«La Suisse est le paradis des agriculteurs». Willy Gehriger, patron de la Fenaco, et président d’Intercoop (Fédération européenne des coopératives agricoles), rapporte ainsi les propos de ses collègues européens dans le Tages Anzeiger. Voilà qui tranche d’avec les revendications vigoureuses du syndicat minoritaire Uniterre et qui explique pourquoi l’Union suisse des paysans défend si étroitement le statu quo de la politique agricole suisse.
L’Office fédéral de la statistique confirme en quelque sorte l’appréciation envieuse de nos voisins. Les plus récents chiffres qu’il publie montrent que la situation des paysans suisses ne s’est pas péjorée malgré la profonde mutation du secteur agricole depuis la grande réforme de 1993. La production est restée étonnamment stable aussi bien dans l’élevage que dans les grandes cultures.

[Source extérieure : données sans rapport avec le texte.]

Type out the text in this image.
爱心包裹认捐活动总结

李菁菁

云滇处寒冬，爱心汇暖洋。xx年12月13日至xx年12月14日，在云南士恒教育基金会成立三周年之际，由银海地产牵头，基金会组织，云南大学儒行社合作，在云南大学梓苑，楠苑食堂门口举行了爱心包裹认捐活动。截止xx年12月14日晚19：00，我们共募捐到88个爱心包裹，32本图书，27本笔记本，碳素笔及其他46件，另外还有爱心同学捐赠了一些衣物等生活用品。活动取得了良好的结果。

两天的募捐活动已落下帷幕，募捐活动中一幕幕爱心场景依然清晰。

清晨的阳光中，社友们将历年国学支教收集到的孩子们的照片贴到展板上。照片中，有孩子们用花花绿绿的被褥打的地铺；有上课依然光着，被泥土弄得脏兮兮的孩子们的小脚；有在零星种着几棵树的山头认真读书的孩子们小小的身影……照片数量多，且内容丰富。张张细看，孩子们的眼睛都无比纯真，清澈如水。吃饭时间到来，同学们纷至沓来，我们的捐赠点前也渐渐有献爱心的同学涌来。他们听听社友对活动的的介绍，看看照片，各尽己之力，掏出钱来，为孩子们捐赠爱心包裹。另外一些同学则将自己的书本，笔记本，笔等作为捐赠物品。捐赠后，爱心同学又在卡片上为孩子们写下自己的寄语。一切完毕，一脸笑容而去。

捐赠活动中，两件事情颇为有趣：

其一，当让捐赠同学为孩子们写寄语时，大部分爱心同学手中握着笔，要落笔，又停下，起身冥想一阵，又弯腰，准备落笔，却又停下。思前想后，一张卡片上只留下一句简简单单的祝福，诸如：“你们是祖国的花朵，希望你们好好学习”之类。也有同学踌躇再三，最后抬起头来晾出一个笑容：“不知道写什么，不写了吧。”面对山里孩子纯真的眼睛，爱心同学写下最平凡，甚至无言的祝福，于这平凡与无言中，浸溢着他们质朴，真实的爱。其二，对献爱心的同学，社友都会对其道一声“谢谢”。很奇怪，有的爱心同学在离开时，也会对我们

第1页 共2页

En revanche, les prix payés aux exploitants ont diminué de quelque 25%. Cette spectaculaire dégringolade n’a pas péjoré le revenu moyen des agriculteurs. L’indice qui montre l’évolution du «revenu par unité de travail» a progressé de 20 points en 18 ans. Cette apparente contradiction dans les chiffres s’explique de deux manières. Premièrement, le manque à gagner par la baisse des prix a été compensé par les paiements directs. Avec un montant annuel de 3 milliards de francs, la Confédération assure 22% du revenu des agriculteurs. Secondement, les paysans sont moins nombreux pour produire les mêmes quantités et se partager les mêmes paiements directs.
Cette rationalisation de la production passe par la disparition de nombreuses exploitations. Les défenseurs de la traditionnelle ferme familiale le déplorent vivement et préconisent le retour aux anciens prix, seuls capables de couvrir les coûts de production. Ils sont à la recherche du paradis perdu des agriculteurs. Ce paradis n’est certainement pas chez nos voisins. L’Europe protège son agriculture mais les prix payés à ses paysans sont systématiquement et parfois massivement inférieurs aux prix suisses à la production (DP 1873). Pas étonnant donc que l’Union suisse des paysans se cramponne au régime actuel et rejette fermement le libre-échange avec Bruxelles. Pourquoi rejoindre le purgatoire voisin?
Selon la récente analyse de l’OCDE le soutien public sous touts ses formes assure 22% des recettes des agriculteurs européens. Mais la répartition de ces aides mal distribuées doit être revue. Une réorientation de la PAC (Politique agricole commune) se présente comme un sac de nœuds. Les pays et les secteurs bénéficiaires coucheront sur leurs avantages.
Le même débat sur la répartition de la manne publique aux agriculteurs s’imposera en Suisse. Absent de la campagne pour les élections fédérales, il resurgira dans quelques mois, lorsque le Conseil fédéral présentera un nouveau projet de Politique agricole 2014-2017, contesté en consultation par l’Union suisse des paysans.